Service français de traduction

Souvent dite langue de la galanterie, le français est également regardé de longue date dans la vie internationale comme l’idiome premier de la diplomatie et des relations entre États, ce qui lui a jadis valu une place de choix au sein de la plupart des organisations internationales. Traduire en français et de cette langue se confond avec l’avènement des organisations internationales modernes, comme l’ONU où il partage avec l’anglais le double statut de langue officielle et de langue de travail.

Au Siège comme dans les trois autres grands centres de conférence de l’ONU (Genève, Vienne, Nairobi), ainsi que dans certaines de ses commissions régionales, le traducteur originaire de toute la Francophonie s’emploie dans la patience à rendre dans la langue de Molière des documents traitant dans leur grande diversité des questions qui intéressent l’Organisation (paix et sécurité internationales, maintien et consolidation de la paix, questions budgétaires et financières, droit international, droits de l’homme, drogue et crime, environnement et développement, etc.).

De surcroît, le français étant l’une des langues de travail du Secrétariat, le Service français de traduction du Siège a pour vocation de traduire un plus large éventail de textes que les cinq autres Services de traduction. Ainsi, outre la généralité des documents destinés aux organes délibérants, il traduit l’ensemble des textes administratifs, y compris la documentation suscitée par le système interne d’administration de la justice de l’ONU institué le 1er juillet 2009 en application de la résolution 62/228 de l’Assemblée générale.

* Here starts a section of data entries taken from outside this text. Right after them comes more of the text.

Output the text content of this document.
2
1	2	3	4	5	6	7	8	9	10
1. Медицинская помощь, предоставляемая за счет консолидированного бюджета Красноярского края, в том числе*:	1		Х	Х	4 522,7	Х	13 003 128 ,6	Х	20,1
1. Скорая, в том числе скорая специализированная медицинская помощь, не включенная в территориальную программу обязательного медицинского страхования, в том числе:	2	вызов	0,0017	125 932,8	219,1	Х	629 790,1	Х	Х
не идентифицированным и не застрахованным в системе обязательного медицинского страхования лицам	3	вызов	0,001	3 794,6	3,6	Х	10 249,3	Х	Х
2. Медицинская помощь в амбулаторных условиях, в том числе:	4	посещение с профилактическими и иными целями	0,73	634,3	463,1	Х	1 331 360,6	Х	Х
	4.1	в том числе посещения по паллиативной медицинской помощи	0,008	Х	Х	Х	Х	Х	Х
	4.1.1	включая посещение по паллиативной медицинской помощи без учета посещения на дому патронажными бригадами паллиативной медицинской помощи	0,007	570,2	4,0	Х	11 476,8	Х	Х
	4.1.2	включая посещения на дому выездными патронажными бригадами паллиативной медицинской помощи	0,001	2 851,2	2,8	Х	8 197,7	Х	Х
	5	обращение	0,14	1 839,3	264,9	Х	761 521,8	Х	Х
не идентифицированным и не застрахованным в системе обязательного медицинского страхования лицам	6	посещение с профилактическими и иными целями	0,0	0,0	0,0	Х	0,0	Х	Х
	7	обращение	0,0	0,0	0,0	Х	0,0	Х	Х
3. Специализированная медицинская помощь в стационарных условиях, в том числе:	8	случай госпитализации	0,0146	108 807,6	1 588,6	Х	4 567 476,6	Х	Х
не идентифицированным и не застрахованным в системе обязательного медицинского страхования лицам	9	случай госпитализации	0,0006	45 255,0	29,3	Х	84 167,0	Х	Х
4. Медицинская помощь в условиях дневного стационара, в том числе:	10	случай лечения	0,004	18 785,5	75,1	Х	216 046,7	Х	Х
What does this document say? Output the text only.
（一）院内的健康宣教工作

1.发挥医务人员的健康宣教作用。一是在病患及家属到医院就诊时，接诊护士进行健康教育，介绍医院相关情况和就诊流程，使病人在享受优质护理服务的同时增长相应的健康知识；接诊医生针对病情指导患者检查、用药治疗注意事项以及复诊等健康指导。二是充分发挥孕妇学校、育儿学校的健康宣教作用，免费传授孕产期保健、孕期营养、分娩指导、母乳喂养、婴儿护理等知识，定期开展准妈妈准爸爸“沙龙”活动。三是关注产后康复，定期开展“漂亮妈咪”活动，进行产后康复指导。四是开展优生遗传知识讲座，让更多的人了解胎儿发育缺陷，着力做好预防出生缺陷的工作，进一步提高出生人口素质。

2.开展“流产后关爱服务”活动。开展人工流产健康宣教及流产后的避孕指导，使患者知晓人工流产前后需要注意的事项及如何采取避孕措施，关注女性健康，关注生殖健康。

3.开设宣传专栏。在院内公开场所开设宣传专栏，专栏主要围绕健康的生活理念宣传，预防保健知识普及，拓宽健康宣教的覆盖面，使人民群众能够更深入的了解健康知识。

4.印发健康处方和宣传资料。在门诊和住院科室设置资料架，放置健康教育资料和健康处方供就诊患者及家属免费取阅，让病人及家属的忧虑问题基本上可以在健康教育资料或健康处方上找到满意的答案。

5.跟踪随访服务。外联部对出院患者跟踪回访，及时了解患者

Originaires de pays divers (Algérie, Belgique, Bénin, Burkina Faso, Canada, Côte d’Ivoire, Espagne, France, Liban, Madagascar, Sénégal, Suisse, Viet Nam), les traducteurs de langue française ont en partage, par-delà tous régionalismes, le français sanctionné par l’Académie française. Outre les langues officielles, les membres du Service parlent allemand, catalan, italien, mandingue, peul, portugais, vietnamien, wolof et yoruba.

Malgré ce qu’un vain peuple pense, le traducteur n’œuvre pas dans l’ombre, comme le dit si bien l’adage « les paroles s’envolent, les écrits restent » (verba volant, scripta manent). Ainsi, c’est en grande partie au traducteur de langue française de l’ONU que l’on doit que la célèbre formule « à préserver les générations futures du fléau de la guerre qui deux fois en l’espace d’une vie humaine a infligé à l’humanité d’indicibles souffrances », et tant d’autres, consacrées par la Charte des Nations Unies et reprises dans des résolutions historiques du Conseil de sécurité, soient restées dans l’histoire.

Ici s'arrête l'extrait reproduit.